After changing the world for people to find the right routes, a new app is being launched in Portsmouth for physically disabled people. The app aims to help people with limited mobility to plan their travel routes with ease. The app is free and goes by the name Route4U. It is a handy pavement navigation app and information system. Wheelchair and pram users will be enabled to discover more accessible and safer routes throughout the city.
First to witness
After seeing a successful pilot scheme, Portsmouth now has become the first city in the whole of Uk to launched this technology. The app, Route4U, is available on both Apple and Android. The Portsmouth City Council put in a good commission for the development of the app. The developers have worked closely with the council to map out the city’s pathways.
Pam Turton, Assistant Director of Transport for the Portsmouth City Council, said, ‘I’m delighted that we can support people with limited mobility by introducing Route4U to the city. This new technology will have many benefits for people who visit, work and live here. The app gives people more flexibility over their journeys, saving them time and enabling them to live fuller, more productive lives. I hope that this free app will give people the confidence to travel independently and make them less reliant on their cars for short distances, saving them money and improving their wellbeing.’
How to Use
The app allows users to easily organize and plan their journeys using a route map and navigation system. It not only shows the way as the regular apps do but also indicates pavement obstacles, surface quality, kerb heights, widths, inclines and travel distances. Wheelchairs users benefit as it offers turn-by-turn navigation. The best thing about it is that it can be customized according to the needs and abilities of the person using it.
Volunteers, including members of the Portsmouth Disability Forum, have been travelling around the city to inform the developers about pavement conditions and potential obstacles.

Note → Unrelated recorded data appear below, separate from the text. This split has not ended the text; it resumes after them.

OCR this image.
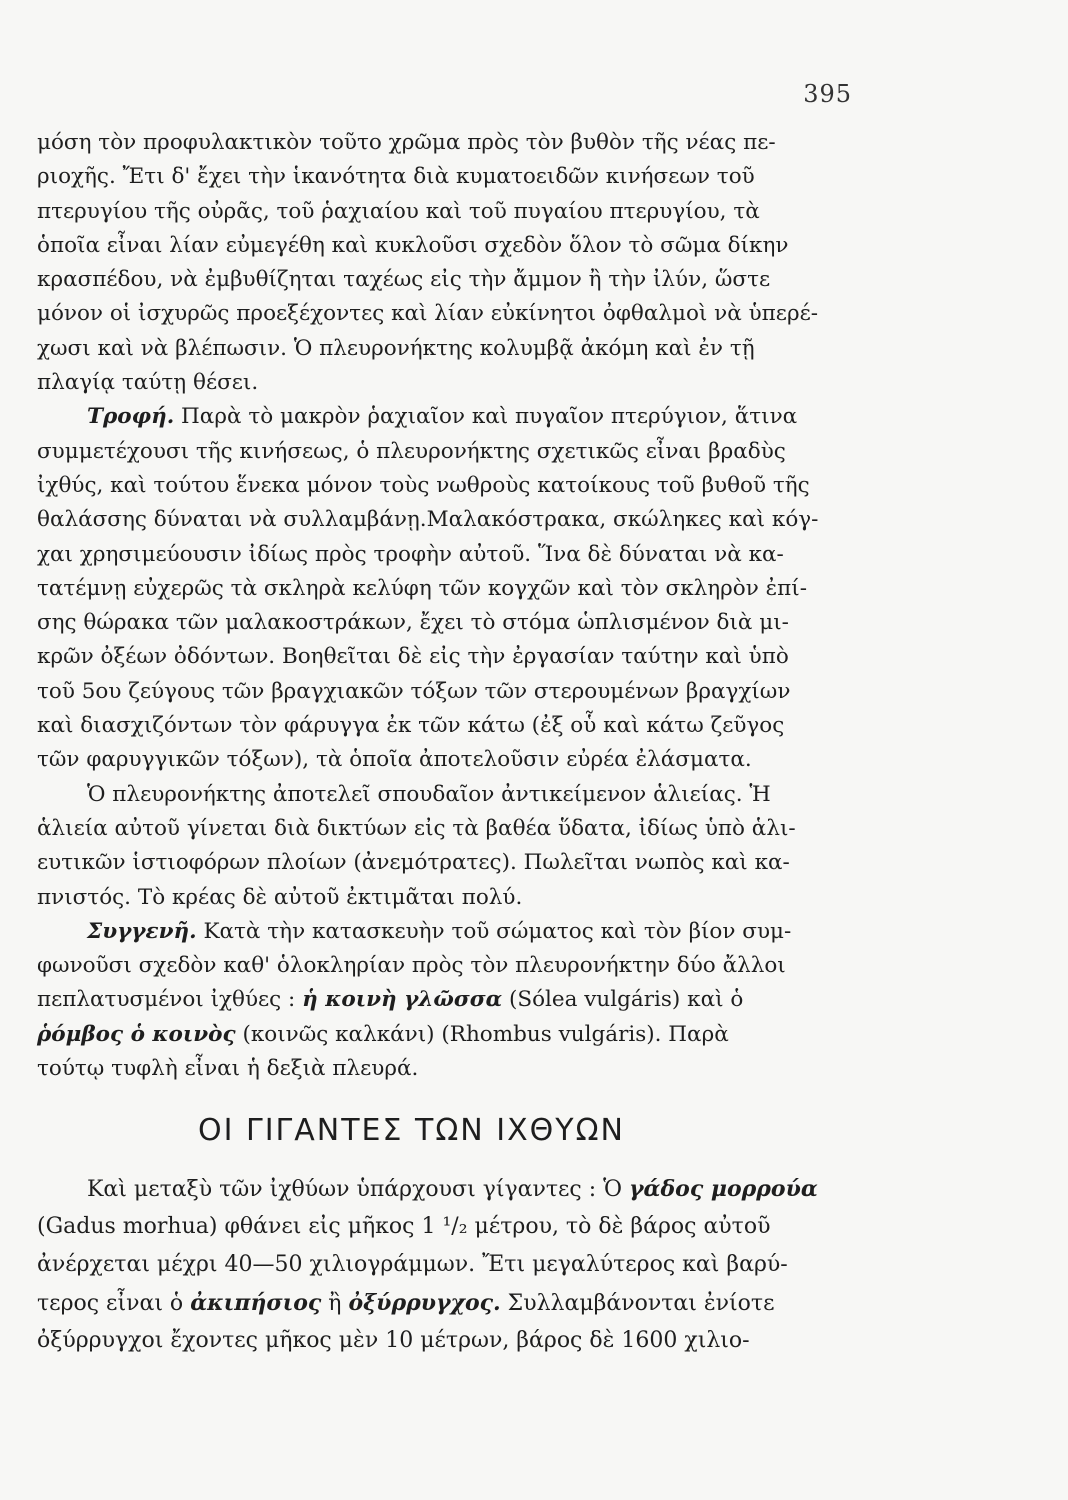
395
μόση τὸν προφυλακτικὸν τοῦτο χρῶμα πρὸς τὸν βυθὸν τῆς νέας πε-
ριοχῆς. Ἔτι δ' ἔχει τὴν ἱκανότητα διὰ κυματοειδῶν κινήσεων τοῦ
πτερυγίου τῆς οὐρᾶς, τοῦ ῥαχιαίου καὶ τοῦ πυγαίου πτερυγίου, τὰ
ὁποῖα εἶναι λίαν εὐμεγέθη καὶ κυκλοῦσι σχεδὸν ὅλον τὸ σῶμα δίκην
κρασπέδου, νὰ ἐμβυθίζηται ταχέως εἰς τὴν ἄμμον ἢ τὴν ἰλύν, ὥστε
μόνον οἱ ἰσχυρῶς προεξέχοντες καὶ λίαν εὐκίνητοι ὀφθαλμοὶ νὰ ὑπερέ-
χωσι καὶ νὰ βλέπωσιν. Ὁ πλευρονήκτης κολυμβᾷ ἀκόμη καὶ ἐν τῇ
πλαγίᾳ ταύτῃ θέσει.
Τροφή. Παρὰ τὸ μακρὸν ῥαχιαῖον καὶ πυγαῖον πτερύγιον, ἅτινα
συμμετέχουσι τῆς κινήσεως, ὁ πλευρονήκτης σχετικῶς εἶναι βραδὺς
ἰχθύς, καὶ τούτου ἕνεκα μόνον τοὺς νωθροὺς κατοίκους τοῦ βυθοῦ τῆς
θαλάσσης δύναται νὰ συλλαμβάνῃ.Μαλακόστρακα, σκώληκες καὶ κόγ-
χαι χρησιμεύουσιν ἰδίως πρὸς τροφὴν αὐτοῦ. Ἵνα δὲ δύναται νὰ κα-
τατέμνῃ εὐχερῶς τὰ σκληρὰ κελύφη τῶν κογχῶν καὶ τὸν σκληρὸν ἐπί-
σης θώρακα τῶν μαλακοστράκων, ἔχει τὸ στόμα ὡπλισμένον διὰ μι-
κρῶν ὀξέων ὀδόντων. Βοηθεῖται δὲ εἰς τὴν ἐργασίαν ταύτην καὶ ὑπὸ
τοῦ 5ου ζεύγους τῶν βραγχιακῶν τόξων τῶν στερουμένων βραγχίων
καὶ διασχιζόντων τὸν φάρυγγα ἐκ τῶν κάτω (ἐξ οὗ καὶ κάτω ζεῦγος
τῶν φαρυγγικῶν τόξων), τὰ ὁποῖα ἀποτελοῦσιν εὐρέα ἐλάσματα.
Ὁ πλευρονήκτης ἀποτελεῖ σπουδαῖον ἀντικείμενον ἁλιείας. Ἡ
ἁλιεία αὐτοῦ γίνεται διὰ δικτύων εἰς τὰ βαθέα ὕδατα, ἰδίως ὑπὸ ἁλι-
ευτικῶν ἱστιοφόρων πλοίων (ἀνεμότρατες). Πωλεῖται νωπὸς καὶ κα-
πνιστός. Τὸ κρέας δὲ αὐτοῦ ἐκτιμᾶται πολύ.
Συγγενῆ. Κατὰ τὴν κατασκευὴν τοῦ σώματος καὶ τὸν βίον συμ-
φωνοῦσι σχεδὸν καθ' ὁλοκληρίαν πρὸς τὸν πλευρονήκτην δύο ἄλλοι
πεπλατυσμένοι ἰχθύες : ἡ κοινὴ γλῶσσα (Sólea vulgáris) καὶ ὁ
ῥόμβος ὁ κοινὸς (κοινῶς καλκάνι) (Rhombus vulgáris). Παρὰ
τούτῳ τυφλὴ εἶναι ἡ δεξιὰ πλευρά.
ΟΙ ΓΙΓΑΝΤΕΣ ΤΩΝ ΙΧΘΥΩΝ
Καὶ μεταξὺ τῶν ἰχθύων ὑπάρχουσι γίγαντες : Ὁ γάδος μορρούα
(Gadus morhua) φθάνει εἰς μῆκος 1 ¹/₂ μέτρου, τὸ δὲ βάρος αὐτοῦ
ἀνέρχεται μέχρι 40—50 χιλιογράμμων. Ἔτι μεγαλύτερος καὶ βαρύ-
τερος εἶναι ὁ ἀκιπήσιος ἢ ὀξύρρυγχος. Συλλαμβάνονται ἐνίοτε
ὀξύρρυγχοι ἔχοντες μῆκος μὲν 10 μέτρων, βάρος δὲ 1600 χιλιο-
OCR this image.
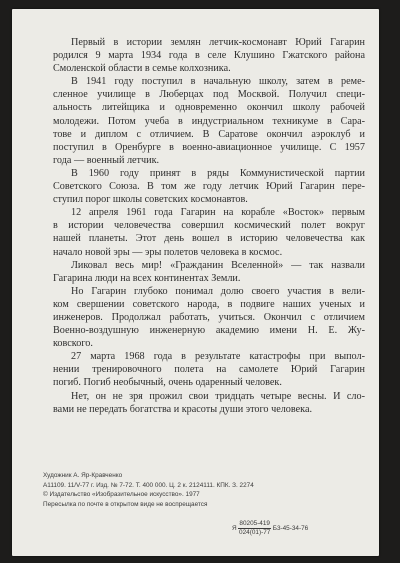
Первый в истории землян летчик-космонавт Юрий Гагарин
родился 9 марта 1934 года в селе Клушино Гжатского района
Смоленской области в семье колхозника.
В 1941 году поступил в начальную школу, затем в реме-
сленное училище в Люберцах под Москвой. Получил специ-
альность литейщика и одновременно окончил школу рабочей
молодежи. Потом учеба в индустриальном техникуме в Сара-
тове и диплом с отличием. В Саратове окончил аэроклуб и
поступил в Оренбурге в военно-авиационное училище. С 1957
года — военный летчик.
В 1960 году принят в ряды Коммунистической партии
Советского Союза. В том же году летчик Юрий Гагарин пере-
ступил порог школы советских космонавтов.
12 апреля 1961 года Гагарин на корабле «Восток» первым
в истории человечества совершил космический полет вокруг
нашей планеты. Этот день вошел в историю человечества как
начало новой эры — эры полетов человека в космос.
Ликовал весь мир! «Гражданин Вселенной» — так назвали
Гагарина люди на всех континентах Земли.
Но Гагарин глубоко понимал долю своего участия в вели-
ком свершении советского народа, в подвиге наших ученых и
инженеров. Продолжал работать, учиться. Окончил с отличием
Военно-воздушную инженерную академию имени Н. Е. Жу-
ковского.
27 марта 1968 года в результате катастрофы при выпол-
нении тренировочного полета на самолете Юрий Гагарин
погиб. Погиб необычный, очень одаренный человек.
Нет, он не зря прожил свои тридцать четыре весны. И сло-
вами не передать богатства и красоты души этого человека.
Художник А. Яр-Кравченко
А11109. 11/V-77 г. Изд. № 7-72. Т. 400 000. Ц. 2 к. 2124111. КПК. З. 2274
© Издательство «Изобразительное искусство». 1977
Пересылка по почте в открытом виде не воспрещается
Я $\frac{80205-419}{024(01)-77} Б3-45-34-76$
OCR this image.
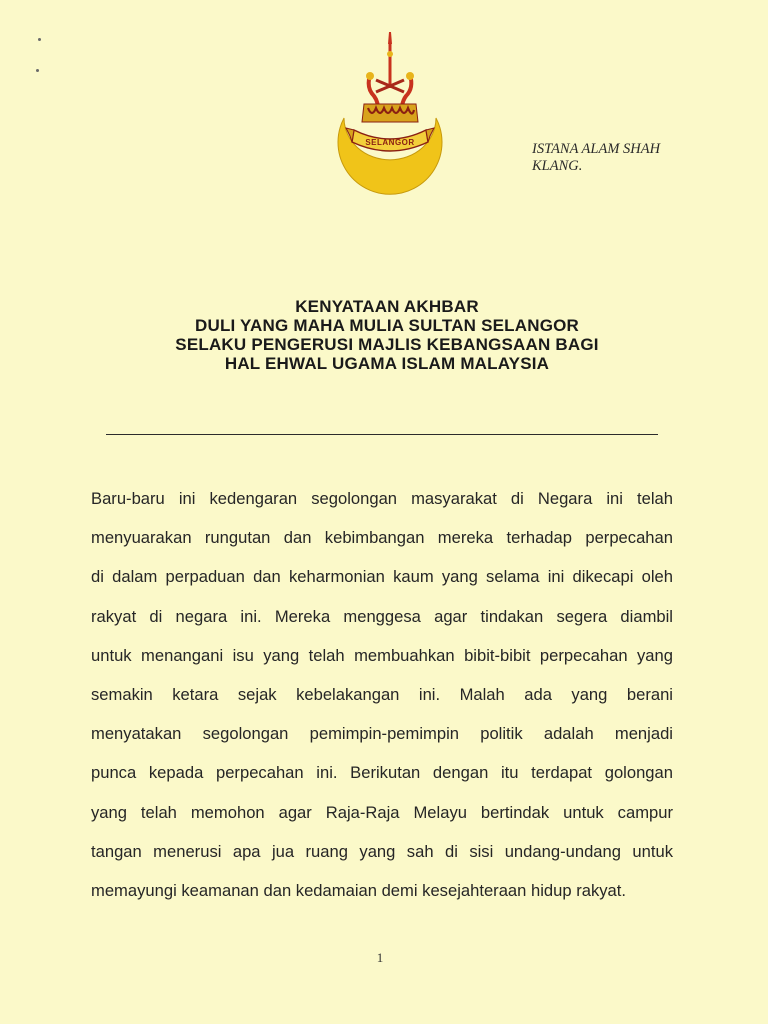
SELANGOR	ISTANA ALAM SHAH
KLANG.
KENYATAAN AKHBAR
DULI YANG MAHA MULIA SULTAN SELANGOR
SELAKU PENGERUSI MAJLIS KEBANGSAAN BAGI
HAL EHWAL UGAMA ISLAM MALAYSIA
Baru-baru ini kedengaran segolongan masyarakat di Negara ini telah
menyuarakan rungutan dan kebimbangan mereka terhadap perpecahan
di dalam perpaduan dan keharmonian kaum yang selama ini dikecapi oleh
rakyat di negara ini. Mereka menggesa agar tindakan segera diambil
untuk menangani isu yang telah membuahkan bibit-bibit perpecahan yang
semakin ketara sejak kebelakangan ini. Malah ada yang berani
menyatakan segolongan pemimpin-pemimpin politik adalah menjadi
punca kepada perpecahan ini. Berikutan dengan itu terdapat golongan
yang telah memohon agar Raja-Raja Melayu bertindak untuk campur
tangan menerusi apa jua ruang yang sah di sisi undang-undang untuk
memayungi keamanan dan kedamaian demi kesejahteraan hidup rakyat.
1
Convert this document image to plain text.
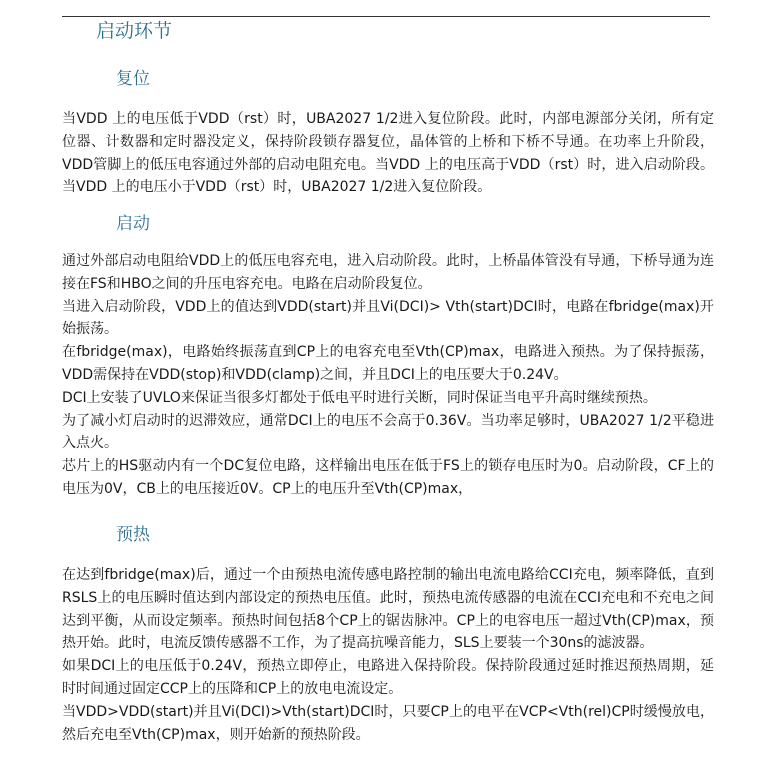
启动环节
复位

当VDD 上的电压低于VDD（rst）时，UBA2027 1/2进入复位阶段。此时，内部电源部分关闭，所有定位器、计数器和定时器没定义，保持阶段锁存器复位，晶体管的上桥和下桥不导通。在功率上升阶段，VDD管脚上的低压电容通过外部的启动电阻充电。当VDD 上的电压高于VDD（rst）时，进入启动阶段。当VDD 上的电压小于VDD（rst）时，UBA2027 1/2进入复位阶段。

启动

通过外部启动电阻给VDD上的低压电容充电，进入启动阶段。此时，上桥晶体管没有导通，下桥导通为连接在FS和HBO之间的升压电容充电。电路在启动阶段复位。

当进入启动阶段，VDD上的值达到VDD(start)并且Vi(DCI)> Vth(start)DCI时，电路在fbridge(max)开始振荡。

在fbridge(max)，电路始终振荡直到CP上的电容充电至Vth(CP)max，电路进入预热。为了保持振荡，VDD需保持在VDD(stop)和VDD(clamp)之间，并且DCI上的电压要大于0.24V。

DCI上安装了UVLO来保证当很多灯都处于低电平时进行关断，同时保证当电平升高时继续预热。

为了减小灯启动时的迟滞效应，通常DCI上的电压不会高于0.36V。当功率足够时，UBA2027 1/2平稳进入点火。

芯片上的HS驱动内有一个DC复位电路，这样输出电压在低于FS上的锁存电压时为0。启动阶段，CF上的电压为0V，CB上的电压接近0V。CP上的电压升至Vth(CP)max，

预热

在达到fbridge(max)后，通过一个由预热电流传感电路控制的输出电流电路给CCI充电，频率降低，直到RSLS上的电压瞬时值达到内部设定的预热电压值。此时，预热电流传感器的电流在CCI充电和不充电之间达到平衡，从而设定频率。预热时间包括8个CP上的锯齿脉冲。CP上的电容电压一超过Vth(CP)max，预热开始。此时，电流反馈传感器不工作，为了提高抗噪音能力，SLS上要装一个30ns的滤波器。

如果DCI上的电压低于0.24V，预热立即停止，电路进入保持阶段。保持阶段通过延时推迟预热周期，延时时间通过固定CCP上的压降和CP上的放电电流设定。

当VDD>VDD(start)并且Vi(DCI)>Vth(start)DCI时，只要CP上的电平在VCP<Vth(rel)CP时缓慢放电，然后充电至Vth(CP)max，则开始新的预热阶段。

Volunteers are either able-bodied people who report obstacles through the app or wheelchair users using their phone’s auto-survey function to collect data.
Tamas Szekely, CMO of Route4U, said, ‘The infrastructure in Portsmouth is surprisingly well-built compared with other European cities, but temporary obstacles and pavement defects over time are simply unavoidable. Users can upload a report in less than 30 seconds, saving a lot of struggling for wheelchair users.’
This app not only helps the disabled with travelling but also shows the way to the council for planning a better design for transport. This can be achieved by maintaining and improving pavement accessibility. Moreover, the analysis and decision support tool can take out the most problematics bottlenecks and put them in front of the council to better accommodate them.